A Distorted View of Lawful Violence 

It’s worth noting that the violence that’s happening in American streets right now all fits perfectly within the ethos we’ve trained ourselves to believe by watching innumerable Hollywood movies. Many have come to believe that all that’s needed to justify violence is violence done to you or one of your loved ones by someone deemed inherently and irredeemable evil (I’m looking at you, John Wick… also, almost every movie Liam Neeson has done in the last decade). This is not a biblical view but it is commonly accepted as true, and this is what is playing out in the streets. 

We passively absorb this philosophy and while it may not automatically make us into violent people, it seeps into our our foundational beliefs and distorts our understanding of justice, blurring the distinction between lawful and unlawful violence. We cannot condone or approve of any unlawful violence – not the unlawful violence a police officer placing his knee on the back of a man’s neck, nor the unlawful violence of angry rioters destroying, burning, and looting in response. 

We can, however, join with and support peaceful demonstrators in concrete ways. Let me emphasize – IN CONCRETE WAYS. The last thing we need is the faint commitment of virtue signalling, which is merely a promise written with disappearing ink. Such easily issued words are just as easily forgotten.

Let’s Talk About This

As a church leader, what concrete actions can I take? Speaking out is only a first step. We need to have this conversation in the church, but how? It is said that Sunday mornings are the most segregated times of the week. That observation, which doubles as a condemnation, is a valid one where there is racial diversity in the community but racial uniformity in the churches. Specific to my context – and maybe yours too – living in a town with almost no racial diversity, how do we show by word and action that we believe racism is unbiblical and therefore evil?

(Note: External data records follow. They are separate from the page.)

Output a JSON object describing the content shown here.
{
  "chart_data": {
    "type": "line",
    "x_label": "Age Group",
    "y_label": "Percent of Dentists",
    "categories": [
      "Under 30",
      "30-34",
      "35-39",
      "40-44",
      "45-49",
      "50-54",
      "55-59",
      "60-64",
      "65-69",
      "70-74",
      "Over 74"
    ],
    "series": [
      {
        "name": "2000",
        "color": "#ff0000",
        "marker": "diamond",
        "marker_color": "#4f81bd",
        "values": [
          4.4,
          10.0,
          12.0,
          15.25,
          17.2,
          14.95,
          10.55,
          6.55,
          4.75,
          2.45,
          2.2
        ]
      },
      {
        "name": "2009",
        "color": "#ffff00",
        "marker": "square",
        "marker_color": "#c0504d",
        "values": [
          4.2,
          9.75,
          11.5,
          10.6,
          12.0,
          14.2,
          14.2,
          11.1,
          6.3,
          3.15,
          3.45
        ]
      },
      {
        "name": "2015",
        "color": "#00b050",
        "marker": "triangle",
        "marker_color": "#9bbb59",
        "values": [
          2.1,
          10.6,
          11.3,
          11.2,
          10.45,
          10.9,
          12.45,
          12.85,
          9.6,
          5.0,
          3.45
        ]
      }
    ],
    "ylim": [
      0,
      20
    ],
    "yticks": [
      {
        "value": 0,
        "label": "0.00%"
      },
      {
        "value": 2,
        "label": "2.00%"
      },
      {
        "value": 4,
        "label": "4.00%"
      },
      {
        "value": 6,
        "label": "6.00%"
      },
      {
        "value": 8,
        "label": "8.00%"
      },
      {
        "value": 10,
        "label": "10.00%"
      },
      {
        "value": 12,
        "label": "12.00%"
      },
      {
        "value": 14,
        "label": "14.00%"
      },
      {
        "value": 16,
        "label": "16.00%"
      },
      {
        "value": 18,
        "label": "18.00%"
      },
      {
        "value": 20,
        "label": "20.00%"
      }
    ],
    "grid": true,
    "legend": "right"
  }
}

Please chime in either in the comments below, by email, in the Facebook comments or any other avenue you might want to use.

This Will All End

This all has me longing for the fulfillment of the promises of Revelation 21:3-5:

And I heard a loud voice from the throne saying, “Behold, the dwelling place of God is with man. He will dwell with them, and they will be his people, and God himself will be with them as their God. He will wipe away every tear from their eyes, and death shall be no more, neither shall there be mourning, nor crying, nor pain anymore, for the former things have passed away.” And he who was seated on the throne said, “Behold, I am making all things new.”

We will someday stand together with people of all races and nations in the presence of God and there will be no anger, no violence, no rioting or protesting. There will be no need for the mediation of law enforcement. Strife will have ended and unity will be the law of the land. Until then, we must continue to seek God’s kingdom in this life as we bring as much of it into this world as we can – by word and by action.